Malheureusement, si l’on peut souvent se rendre maître du terrain diplomatique en y employant les moyens adéquats, il n’en va pas de même dans la lutte qu’il faut parfois livrer aux forces de la nature. Conformément aux ordres reçus, M. Clochette était parti par le nord-ouest pour les vallées du Sobat et du Nil, sans traverser les massifs montagneux de l’Abyssinie centrale. De son côté, M. Bonvalot, arrivé à Addis-Abbaba quelques jours après le départ de M. Lagarde, avait été encouragé par le négus et obtint de lui des animaux de bât et des convoyeurs. En juin, il rentrait en France, confiant à son second, M. de Bonchamp, l’exécution et la direction de la mission vers le Nil, qu’il avait organisée[1].

  1. M. Bonvalot rapporta d’Abyssinie l’impression qu’il serait désirable que plusieurs canonnières démontables fussent acheminées sur le Nil par la voie de Djibouti. Les crédits manquaient pour engager une aussi forte dépense ; le temps matériel même faisait défaut pour obtenir que les canonnières fussent livrées et expédiées dans les délais utiles.

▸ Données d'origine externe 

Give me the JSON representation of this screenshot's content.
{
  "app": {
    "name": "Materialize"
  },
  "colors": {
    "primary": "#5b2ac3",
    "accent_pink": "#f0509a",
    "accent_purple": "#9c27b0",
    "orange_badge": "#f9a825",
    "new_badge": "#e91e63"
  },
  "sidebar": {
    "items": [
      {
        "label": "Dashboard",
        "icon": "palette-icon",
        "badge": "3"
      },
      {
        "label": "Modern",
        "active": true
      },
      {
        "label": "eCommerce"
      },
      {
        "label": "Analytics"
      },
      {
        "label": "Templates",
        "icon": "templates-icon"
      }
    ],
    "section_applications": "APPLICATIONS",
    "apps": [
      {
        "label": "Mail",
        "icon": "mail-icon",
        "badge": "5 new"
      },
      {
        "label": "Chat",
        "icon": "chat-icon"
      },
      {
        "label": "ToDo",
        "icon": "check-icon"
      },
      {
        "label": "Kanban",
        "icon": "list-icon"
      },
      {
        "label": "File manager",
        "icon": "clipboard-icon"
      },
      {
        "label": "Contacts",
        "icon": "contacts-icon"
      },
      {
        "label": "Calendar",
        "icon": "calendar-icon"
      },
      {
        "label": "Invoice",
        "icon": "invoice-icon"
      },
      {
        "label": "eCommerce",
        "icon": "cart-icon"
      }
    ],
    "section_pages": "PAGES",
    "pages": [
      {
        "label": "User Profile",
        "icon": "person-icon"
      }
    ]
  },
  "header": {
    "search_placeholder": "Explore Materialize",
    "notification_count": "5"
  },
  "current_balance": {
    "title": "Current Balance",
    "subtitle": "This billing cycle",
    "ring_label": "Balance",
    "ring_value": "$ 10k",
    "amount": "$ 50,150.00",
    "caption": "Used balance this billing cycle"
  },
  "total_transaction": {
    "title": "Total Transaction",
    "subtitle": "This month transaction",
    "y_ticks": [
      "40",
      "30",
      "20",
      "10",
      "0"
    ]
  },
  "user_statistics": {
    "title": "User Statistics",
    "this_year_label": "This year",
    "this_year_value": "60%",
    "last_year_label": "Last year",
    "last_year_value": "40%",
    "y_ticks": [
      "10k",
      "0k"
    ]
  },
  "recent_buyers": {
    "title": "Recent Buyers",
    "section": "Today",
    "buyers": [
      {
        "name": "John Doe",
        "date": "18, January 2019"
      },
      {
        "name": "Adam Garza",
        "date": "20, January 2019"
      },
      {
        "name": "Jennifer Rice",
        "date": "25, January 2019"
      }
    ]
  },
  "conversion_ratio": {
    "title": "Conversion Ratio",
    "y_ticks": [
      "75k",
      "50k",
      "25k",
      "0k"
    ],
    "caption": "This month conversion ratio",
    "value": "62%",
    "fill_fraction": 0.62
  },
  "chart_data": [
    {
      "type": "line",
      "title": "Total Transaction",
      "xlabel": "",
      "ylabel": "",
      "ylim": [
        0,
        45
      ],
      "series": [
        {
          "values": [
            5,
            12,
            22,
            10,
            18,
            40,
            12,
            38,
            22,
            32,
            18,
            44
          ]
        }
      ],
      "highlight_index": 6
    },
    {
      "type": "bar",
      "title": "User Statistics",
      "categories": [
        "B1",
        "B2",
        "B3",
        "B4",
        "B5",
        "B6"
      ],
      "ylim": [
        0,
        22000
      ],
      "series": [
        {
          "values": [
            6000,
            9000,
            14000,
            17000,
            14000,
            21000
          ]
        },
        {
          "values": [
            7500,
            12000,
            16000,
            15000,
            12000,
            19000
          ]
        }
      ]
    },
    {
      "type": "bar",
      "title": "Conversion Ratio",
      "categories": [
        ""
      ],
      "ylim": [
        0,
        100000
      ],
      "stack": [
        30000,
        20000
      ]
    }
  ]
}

Eût-on possédé l’argent et les embarcations, comment et en combien de temps eût-on réussi à les transporter sur le Nil ? Les pertes de colis dans les caravanes, ordinaires ou officielles, étaient incessantes ; les obstacles devant lesquels se brisa l’énergie de MM. Clochette et de Bonchamp eussent été bien pires pour un matériel aussi considérable. D’ailleurs, à ce moment même, le Faidherbe naviguait sur le Bahr-el-Ghazal et se dirigeait vers le Nil. Comme il s’agissait, non pas de constituer une force militaire réelle, mais de montrer le pavillon à titre de démonstration pacifique et de prise de possession théorique, le but essentiel était d’ores et déjà atteint, sans qu’il fût besoin de recourir aux procédés coûteux et aléatoires préconisés par M. Bonvalot.